The researchers fed four prominent AI image generators with text prompts from sources known for unsafe content, such as the far-right platform 4chan. Shockingly, 14.56% of images generated were classified as “unsafe,” with Stable Diffusion producing the highest percentage at 18.92%. These included images with sexually explicit, violent, disturbing, hateful, or political content.
Creating safeguards
The fact that so many uncertain images were generated in Qu’s study shows that existing filters do not do their job adequately. The researcher developed her own filter, which scores a much higher hit rate in comparison, but suggests a number of other ways to curb the threat.
One way to prevent the spread of inhumane imagery is to program AI image generators to not generate this imagery in the first place, she said. Essentially, if AI models aren’t trained on unsafe images, they can’t replicate them.
Beyond that, Qu recommends blocking unsafe words from the search function, so that users can’t put together prompts that produce harmful images. For those images already circulating, “there must be a way of classifying these and deleting them online,” she said.
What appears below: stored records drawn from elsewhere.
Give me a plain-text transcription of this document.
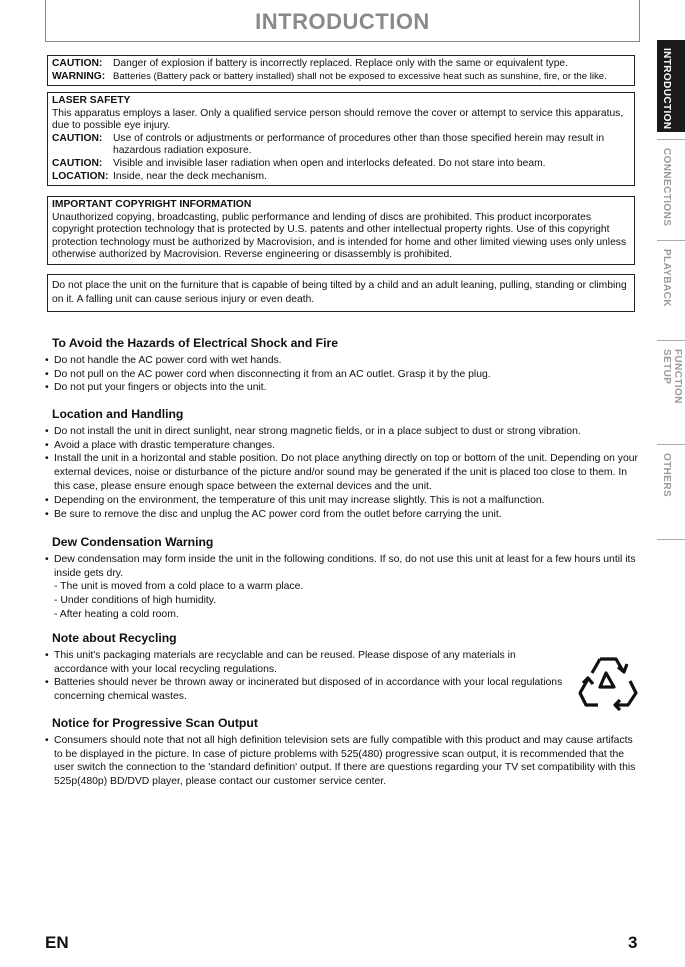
INTRODUCTION
CAUTION:	Danger of explosion if battery is incorrectly replaced. Replace only with the same or equivalent type.
WARNING: Batteries (Battery pack or battery installed) shall not be exposed to excessive heat such as sunshine, fire, or the like.
LASER SAFETY
This apparatus employs a laser. Only a qualified service person should remove the cover or attempt to service this apparatus, due to possible eye injury.
CAUTION:	Use of controls or adjustments or performance of procedures other than those specified herein may result in hazardous radiation exposure.
CAUTION:	Visible and invisible laser radiation when open and interlocks defeated. Do not stare into beam.
LOCATION: Inside, near the deck mechanism.
IMPORTANT COPYRIGHT INFORMATION
Unauthorized copying, broadcasting, public performance and lending of discs are prohibited. This product incorporates copyright protection technology that is protected by U.S. patents and other intellectual property rights. Use of this copyright protection technology must be authorized by Macrovision, and is intended for home and other limited viewing uses only unless otherwise authorized by Macrovision. Reverse engineering or disassembly is prohibited.
Do not place the unit on the furniture that is capable of being tilted by a child and an adult leaning, pulling, standing or climbing on it. A falling unit can cause serious injury or even death.
To Avoid the Hazards of Electrical Shock and Fire
• Do not handle the AC power cord with wet hands.
• Do not pull on the AC power cord when disconnecting it from an AC outlet. Grasp it by the plug.
• Do not put your fingers or objects into the unit.
Location and Handling
• Do not install the unit in direct sunlight, near strong magnetic fields, or in a place subject to dust or strong vibration.
• Avoid a place with drastic temperature changes.
• Install the unit in a horizontal and stable position. Do not place anything directly on top or bottom of the unit. Depending on your external devices, noise or disturbance of the picture and/or sound may be generated if the unit is placed too close to them. In this case, please ensure enough space between the external devices and the unit.
• Depending on the environment, the temperature of this unit may increase slightly. This is not a malfunction.
• Be sure to remove the disc and unplug the AC power cord from the outlet before carrying the unit.
Dew Condensation Warning
• Dew condensation may form inside the unit in the following conditions. If so, do not use this unit at least for a few hours until its inside gets dry.
- The unit is moved from a cold place to a warm place.
- Under conditions of high humidity.
- After heating a cold room.
Note about Recycling
• This unit's packaging materials are recyclable and can be reused. Please dispose of any materials in accordance with your local recycling regulations.
• Batteries should never be thrown away or incinerated but disposed of in accordance with your local regulations concerning chemical wastes.
Notice for Progressive Scan Output
• Consumers should note that not all high definition television sets are fully compatible with this product and may cause artifacts to be displayed in the picture. In case of picture problems with 525(480) progressive scan output, it is recommended that the user switch the connection to the 'standard definition' output. If there are questions regarding your TV set compatibility with this 525p(480p) BD/DVD player, please contact our customer service center.
INTRODUCTION
CONNECTIONS
PLAYBACK
FUNCTION SETUP
OTHERS
EN	3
With all these measures, the challenge is to find the right balance. “There needs to be a trade-off between freedom and security of content,” said Qu. “But when it comes to preventing these images from experiencing wide circulation on mainstream platforms, I think strict regulation makes sense.”
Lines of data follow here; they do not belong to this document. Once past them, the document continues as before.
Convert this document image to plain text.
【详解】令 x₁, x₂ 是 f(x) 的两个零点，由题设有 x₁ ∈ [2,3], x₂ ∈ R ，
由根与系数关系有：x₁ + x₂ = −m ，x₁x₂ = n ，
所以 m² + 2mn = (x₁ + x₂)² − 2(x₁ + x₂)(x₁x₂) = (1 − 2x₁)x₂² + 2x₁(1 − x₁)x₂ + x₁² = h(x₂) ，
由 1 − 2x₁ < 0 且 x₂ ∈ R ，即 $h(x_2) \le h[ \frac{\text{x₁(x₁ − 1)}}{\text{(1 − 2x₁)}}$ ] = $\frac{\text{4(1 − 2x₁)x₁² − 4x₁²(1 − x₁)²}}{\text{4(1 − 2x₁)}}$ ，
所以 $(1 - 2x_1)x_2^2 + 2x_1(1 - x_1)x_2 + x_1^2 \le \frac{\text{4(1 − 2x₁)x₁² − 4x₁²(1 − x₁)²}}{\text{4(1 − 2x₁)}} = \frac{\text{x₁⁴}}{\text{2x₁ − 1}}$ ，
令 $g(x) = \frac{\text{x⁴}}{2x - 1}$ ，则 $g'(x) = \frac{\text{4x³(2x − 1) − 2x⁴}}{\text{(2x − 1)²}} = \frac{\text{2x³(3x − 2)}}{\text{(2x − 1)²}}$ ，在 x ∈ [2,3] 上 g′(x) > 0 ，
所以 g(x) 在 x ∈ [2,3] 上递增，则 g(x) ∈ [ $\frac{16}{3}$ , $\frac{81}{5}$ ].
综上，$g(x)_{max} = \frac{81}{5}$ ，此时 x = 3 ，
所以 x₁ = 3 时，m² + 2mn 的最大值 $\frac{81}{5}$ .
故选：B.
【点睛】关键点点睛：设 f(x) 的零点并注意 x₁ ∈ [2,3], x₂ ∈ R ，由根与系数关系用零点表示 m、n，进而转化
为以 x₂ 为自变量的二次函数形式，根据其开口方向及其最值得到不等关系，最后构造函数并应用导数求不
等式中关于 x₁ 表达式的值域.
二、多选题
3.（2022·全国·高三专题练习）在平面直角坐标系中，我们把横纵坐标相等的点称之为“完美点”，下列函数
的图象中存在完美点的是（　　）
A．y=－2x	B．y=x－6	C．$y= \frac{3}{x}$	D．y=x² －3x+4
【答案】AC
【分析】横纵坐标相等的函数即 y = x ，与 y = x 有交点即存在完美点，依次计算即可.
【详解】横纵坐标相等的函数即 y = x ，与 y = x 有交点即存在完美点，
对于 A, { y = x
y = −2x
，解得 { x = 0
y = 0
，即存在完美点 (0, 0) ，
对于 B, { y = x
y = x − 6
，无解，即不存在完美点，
Aside from generating harmful content, the makers of AI text-to-image software have come under fire for a range of issues, such as stealing artists’ work and amplifying dangerous gender and race stereotypes.
While initiatives like the AI Safety Summit, which took place in the UK this month, aim to create guardrails for the technology, critics claim big tech companies hold too much sway over the negotiations. Whether that’s true or not, the reality is that, at present, proper, safe management of AI is patchy at best and downright alarming at its worst.